本刀は、明治時代に刀剣鑑定家として活躍した「今村長賀」(いまむらながよし)が所有していた1振です。今村長賀は、刀剣界では「いまむらちょうが」の愛称で知られており、その前半生は軍人として、後半生は刀剣鑑定家として活動していました。
刀剣鑑定家としての活動がはじまるのは、1881年(明治14年)頃からです。宮内省(現在の宮内庁)の「御用掛」(ごようがかり:宮内省などの命を受けて用務を行う職)を拝命したあと、「靖国神社」に併設された宝物館「遊就館」(ゆうしゅうかん)で武器や甲冑(鎧兜)の整理・識別を行う「遊就館取締」(ゆうしゅうかんとりしまり)に着任。
その後、「臨時全国宝物取調鑑査掛」を任じられた際は「東京帝室博物館」(現在の東京国立博物館)や「奈良帝室博物館」(現在の奈良国立博物館)が所蔵する刀剣の鑑定を実施。このとき、今村長賀は「帝室博物館が所蔵していた刀で、今村長賀に鑑定されていない刀はない」と言われるほど、膨大な数の刀を鑑定します。
そして、今村長賀は刀を鑑定する際に一緒に「押形」(おしがた)を収集していました。押形とは、刀の姿を墨などで写し取った資料のこと。今村長賀が作成した押形は「今村押形」とも呼ばれており、今村押形はすべての刀にその特徴や、今村長賀の所見が書き残してあるのが特徴。

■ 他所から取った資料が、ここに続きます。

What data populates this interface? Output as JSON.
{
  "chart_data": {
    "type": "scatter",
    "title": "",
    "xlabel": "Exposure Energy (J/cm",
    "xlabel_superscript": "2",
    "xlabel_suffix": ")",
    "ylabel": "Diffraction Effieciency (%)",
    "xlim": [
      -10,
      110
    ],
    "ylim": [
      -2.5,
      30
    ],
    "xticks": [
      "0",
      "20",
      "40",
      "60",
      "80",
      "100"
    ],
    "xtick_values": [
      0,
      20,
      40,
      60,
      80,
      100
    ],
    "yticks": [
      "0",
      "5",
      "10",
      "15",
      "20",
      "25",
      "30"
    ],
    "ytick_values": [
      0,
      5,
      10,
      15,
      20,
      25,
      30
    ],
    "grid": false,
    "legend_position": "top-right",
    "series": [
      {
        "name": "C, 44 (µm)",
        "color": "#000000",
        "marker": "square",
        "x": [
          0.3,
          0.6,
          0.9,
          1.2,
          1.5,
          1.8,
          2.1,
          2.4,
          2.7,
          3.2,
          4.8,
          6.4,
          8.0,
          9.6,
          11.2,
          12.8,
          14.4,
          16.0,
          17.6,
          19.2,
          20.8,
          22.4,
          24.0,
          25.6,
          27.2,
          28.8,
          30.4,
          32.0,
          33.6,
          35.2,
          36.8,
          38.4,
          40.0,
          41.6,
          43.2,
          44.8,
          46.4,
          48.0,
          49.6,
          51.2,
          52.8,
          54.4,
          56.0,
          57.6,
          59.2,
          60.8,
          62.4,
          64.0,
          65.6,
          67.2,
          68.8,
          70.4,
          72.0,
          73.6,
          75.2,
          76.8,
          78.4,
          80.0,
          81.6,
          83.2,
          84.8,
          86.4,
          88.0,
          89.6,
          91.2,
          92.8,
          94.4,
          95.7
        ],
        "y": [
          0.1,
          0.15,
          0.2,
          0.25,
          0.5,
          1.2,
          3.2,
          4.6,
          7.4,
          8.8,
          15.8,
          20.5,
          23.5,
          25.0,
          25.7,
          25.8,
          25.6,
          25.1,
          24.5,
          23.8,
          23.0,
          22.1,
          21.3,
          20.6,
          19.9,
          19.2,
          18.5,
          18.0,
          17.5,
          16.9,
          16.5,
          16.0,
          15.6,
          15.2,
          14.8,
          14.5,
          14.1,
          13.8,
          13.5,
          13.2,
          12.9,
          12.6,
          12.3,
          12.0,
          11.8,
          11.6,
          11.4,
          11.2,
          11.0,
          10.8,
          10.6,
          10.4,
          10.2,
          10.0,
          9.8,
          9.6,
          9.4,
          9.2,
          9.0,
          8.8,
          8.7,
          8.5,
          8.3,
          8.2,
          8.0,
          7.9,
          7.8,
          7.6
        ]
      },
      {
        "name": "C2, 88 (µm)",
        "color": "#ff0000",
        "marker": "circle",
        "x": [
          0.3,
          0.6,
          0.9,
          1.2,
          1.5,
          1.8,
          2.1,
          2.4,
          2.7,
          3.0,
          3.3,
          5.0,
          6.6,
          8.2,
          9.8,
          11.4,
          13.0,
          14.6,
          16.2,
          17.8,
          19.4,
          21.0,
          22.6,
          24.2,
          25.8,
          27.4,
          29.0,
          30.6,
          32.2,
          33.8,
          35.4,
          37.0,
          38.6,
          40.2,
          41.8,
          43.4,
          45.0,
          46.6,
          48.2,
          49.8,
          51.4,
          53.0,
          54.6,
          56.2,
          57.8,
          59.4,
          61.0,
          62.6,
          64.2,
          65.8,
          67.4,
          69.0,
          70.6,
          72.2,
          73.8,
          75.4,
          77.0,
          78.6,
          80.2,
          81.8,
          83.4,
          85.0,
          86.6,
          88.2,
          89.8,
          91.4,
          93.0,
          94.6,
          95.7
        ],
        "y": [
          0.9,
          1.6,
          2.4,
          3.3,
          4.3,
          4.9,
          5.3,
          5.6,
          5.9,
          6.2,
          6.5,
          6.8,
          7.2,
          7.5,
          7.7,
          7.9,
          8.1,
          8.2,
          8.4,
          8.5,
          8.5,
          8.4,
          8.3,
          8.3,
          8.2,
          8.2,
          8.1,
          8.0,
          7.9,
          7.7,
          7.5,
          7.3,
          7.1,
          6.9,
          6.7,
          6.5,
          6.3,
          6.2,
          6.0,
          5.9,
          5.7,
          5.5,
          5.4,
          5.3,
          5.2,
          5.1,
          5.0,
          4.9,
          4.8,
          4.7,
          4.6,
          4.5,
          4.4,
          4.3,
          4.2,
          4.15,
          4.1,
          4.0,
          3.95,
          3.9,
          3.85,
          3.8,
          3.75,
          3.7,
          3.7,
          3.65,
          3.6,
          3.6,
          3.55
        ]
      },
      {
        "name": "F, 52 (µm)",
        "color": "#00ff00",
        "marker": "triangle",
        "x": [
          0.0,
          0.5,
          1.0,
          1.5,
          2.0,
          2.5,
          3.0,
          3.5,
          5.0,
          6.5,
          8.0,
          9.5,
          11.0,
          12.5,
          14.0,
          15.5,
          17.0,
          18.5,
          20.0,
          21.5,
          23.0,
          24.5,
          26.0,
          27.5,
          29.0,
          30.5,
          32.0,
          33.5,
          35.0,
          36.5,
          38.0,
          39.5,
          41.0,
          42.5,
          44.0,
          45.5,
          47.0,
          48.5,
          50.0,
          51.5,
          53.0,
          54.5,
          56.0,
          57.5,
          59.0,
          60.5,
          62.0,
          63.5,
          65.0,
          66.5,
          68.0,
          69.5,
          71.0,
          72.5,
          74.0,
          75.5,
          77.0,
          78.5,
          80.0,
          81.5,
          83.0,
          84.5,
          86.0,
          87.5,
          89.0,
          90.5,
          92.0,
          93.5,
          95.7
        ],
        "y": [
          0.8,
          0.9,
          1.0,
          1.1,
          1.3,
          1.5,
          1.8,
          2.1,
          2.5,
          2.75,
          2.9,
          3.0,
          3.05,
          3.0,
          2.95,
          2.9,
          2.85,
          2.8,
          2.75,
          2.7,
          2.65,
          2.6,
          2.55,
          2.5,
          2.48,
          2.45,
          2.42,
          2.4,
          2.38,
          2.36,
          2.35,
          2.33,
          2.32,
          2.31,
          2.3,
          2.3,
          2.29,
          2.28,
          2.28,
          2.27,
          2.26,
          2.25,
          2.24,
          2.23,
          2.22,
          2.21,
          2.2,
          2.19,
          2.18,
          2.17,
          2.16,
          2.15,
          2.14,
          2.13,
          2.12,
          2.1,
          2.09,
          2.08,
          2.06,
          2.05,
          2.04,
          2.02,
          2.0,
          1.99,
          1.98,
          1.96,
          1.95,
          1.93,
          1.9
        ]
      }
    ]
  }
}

また、今村長賀は刀剣収集を行う愛刀家としても著名です。今村長賀自身で所有した刀の数は数1,000振以上。一説によると、今村長賀が所有していた刀の多くは、明治維新後の廃刀令によって破棄されかけていた名刀で、今村長賀は刀を1振でも多く救うために国中を行脚したと言われています。
本刀の作刀者は、室町時代中期に尾張国志賀(現在の愛知県名古屋市北区志賀町付近)で活躍した刀工「兼延」(かねのぶ)。兼延は、美濃国(みののくに:現在の岐阜県南部)の直江村(なおえむら)で作刀していた刀工一派「直江志津」(なおえしづ)の流れを汲む刀工です。
「兼延」と銘(めい:刀に施される、作刀者や所有者などの情報)を切った刀工は複数存在し、その名跡は室町時代末期まで続きました。初代の兼延は直江村で作刀を行っていたとされており、尾張国志賀へ移住したのが2代目の兼延と言われています。移住後、2代目兼延から興った一派は、活動していた地名から「志賀関」や「山田関」などと呼ばれるようになり、「尾張鍛冶」の礎を築いたのです。
本刀は、歴代兼延のなかでも最も上手と称された2代目兼延の作と推測されています。刃文は皆焼(ひたつら)、互の目丁子(ぐのめちょうじ)、飛焼(とびやき)、棟焼(むねやき)など様々な変化に富み、匂口(においぐち/においくち)明るく、大平造(おおひらづくり)の姿で覇気に満ち溢れた傑作刀です。